And in order to increase compute efficiency for AI workloads, you have to increase density. Which starts at the chip level. If we look at the number one provider of AI compute – Nvidia – we can see that ever since Volta, Nvidia’s first tensor core GPU, the performance and power consumption of each GPU generation has since skyrocketed. While Volta had

an almost tame TDP at only 250 watts, Ampere, its successor, raised it to 400 watts. Next, Hopper increased the TDP to 700 watts and Nvidia’s newest generation, Blackwell, is reaching 1000 watts. For a single GPU. A GB200 superchip, which combines two Blackwell GPUs with a Nvidia Grace CPU, has

a whopping 2,700-watt TDP, for a single board. And this trend will continue. Nvidia already announced GPUs that consist of up to four reticle sized chips. That’s twice as much silicon as Blackwell. And even with the increased efficiency of more advanced process nodes in mind, the first 2000-watt GPU isn’t too far away. The compute density is

massively increasing at the chip level. But it doesn’t stop there. Not only is each new chip offering much increased compute performance, the number of GPUs in a single server rack is increasing at the same time. When you are building a modern AI datacenter, you have to build for efficiency. Every watt not spent on actual compute is wasted. And while optical interconnects are great over long distances, and honestly there’s

no other option over a certain distance, they need optical transceivers and retimers, which require a lot of power. For that reason, you want to use as much copper as possible. Nvidia’s GB200 NVL72 compute rack contains over 5,000 wires and two miles of copper. If Nvidia would have used optics instead, it would have consumed 20,000 watts more than the

current copper based NVLink solution. But copper is really only viable at rack scale. Even within a single datacenter you have to switch to optics at some point. That’s why you want as many GPUs in a single rack as possible, so you can connect as many of them using copper. Compute density is the holy grail when it comes to AI datacenters. You want your GPUs to use as

much silicon as possible, have as many GPUs on a single board as possible and as many of these in a single rack as possible. That’s why the power requirements for a single rack are continuing to grow. The best way to see just how different traditional and AI datacenters are is to look at how much compute, and as a direct effect, how much energy a single rack in each of these datacenter types is using.

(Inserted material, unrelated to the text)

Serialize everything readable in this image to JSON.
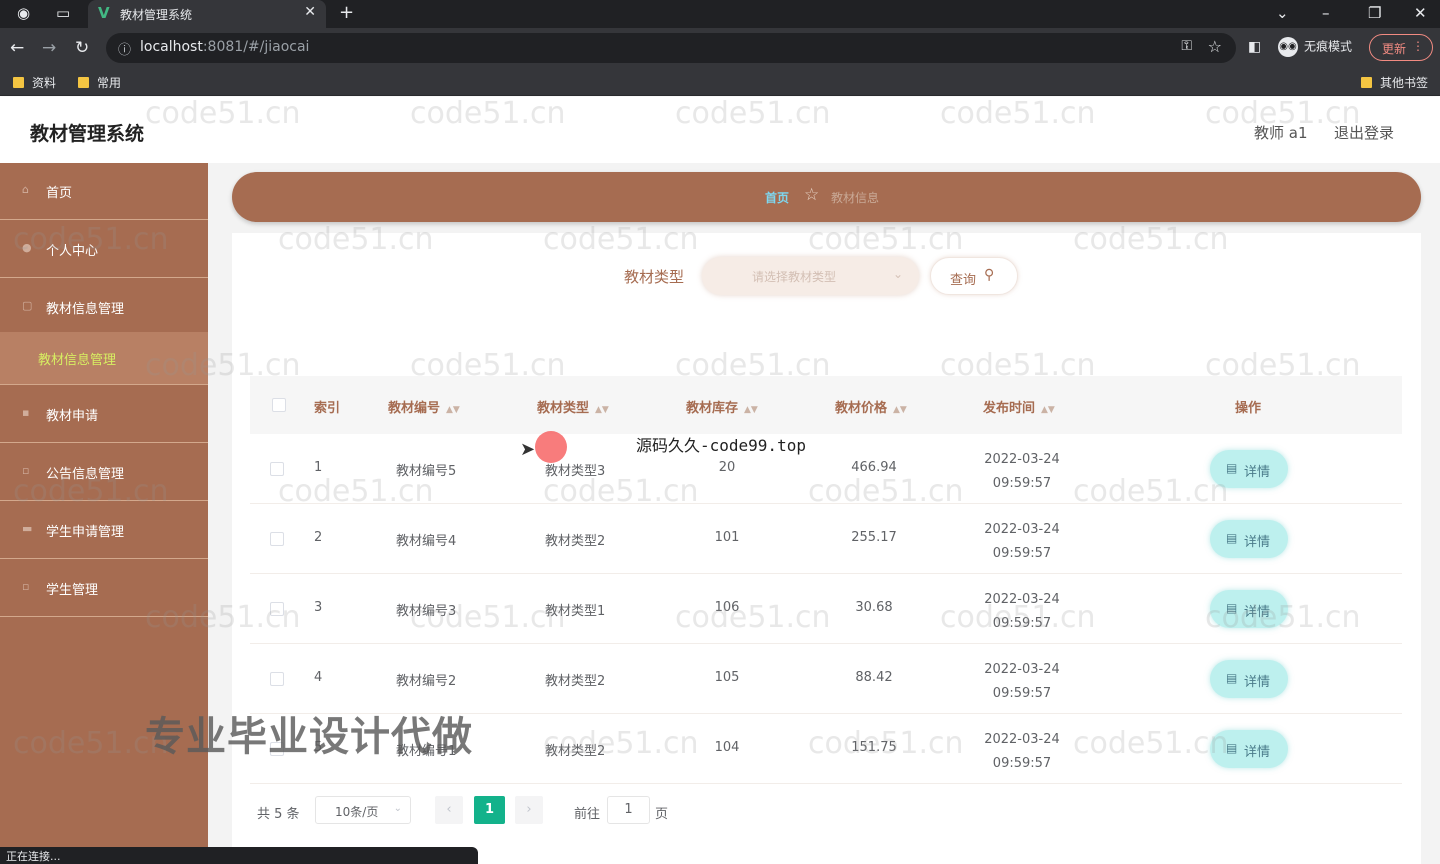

If you pick a random server in a traditional datacenter, outside of hyperscalers like Google, Meta and so on, you’d be hard pressed to find a rack that uses more than 10 kilowatts. The typical rack power consumption is in the range of 3 to maybe 7 kilowatts. Everything above 10 kilowatt per rack is already considered high-performance for a traditional datacenter. And while hyperscalers are building racks in the 15 to 20 kilowatt range, even that

doesn’t compare to racks used for AI compute. The Nvidia GB200 NVL72 we just talked about, which is Nvidia’s fastest rack-sized solution, has four power shelves that provide 33 kilowatts each. That’s a total of 132 kilowatts for a single rack. 10x what would be considered a high-performance setup in a traditional datacenter and 30-to-40x the

rack power of a standard run-of-the-mill server. We aren’t talking about small differences here, it’s night and day. I wasn’t kidding when I said “AI datacenter” is a somewhat misleading name, because these numbers even trump supercomputers. If it would be possible, AI hyperscalers would build a gigawatt rack. Because density is king. As you can imagine, this massive increase in

compute and power density also directly affects cooling. Traditional datacenters, with a lower critical IT power, need smaller cooling solutions. Makes sense. Until recently, almost all datacenters were air cooled. But this is changing. Datacenters that run AI compute are quickly transitioning to liquid cooling. There are three specific reasons for this, all related to density. This is AMD’s MI300X AI-accelerator. One GPU,

ready to be installed on a server blade. But about 90% of its volume is taken up by a massive heatsink. The small PCB below all that metal is the actual GPU. Unlike consumer GPUs, server GPUs don’t have individual fans. They just come with massive heatsinks and are cooled by industrial high-performance fans that cool every component on a single blade. Switching to liquid cooling drastically reduces the physical footprint of

each GPU, because a liquid cooler is much more compact than the massive heatsinks required for air cooling. It quite literally increases density, because it allows you to pack more hardware into a single server blade and rack. Because less space is wasted on heatsinks. Of course, liquid cooling requires a lot of additional infrastructure in and around the datacenter. But that’s outside of the rack scale – where density doesn’t matter anymore.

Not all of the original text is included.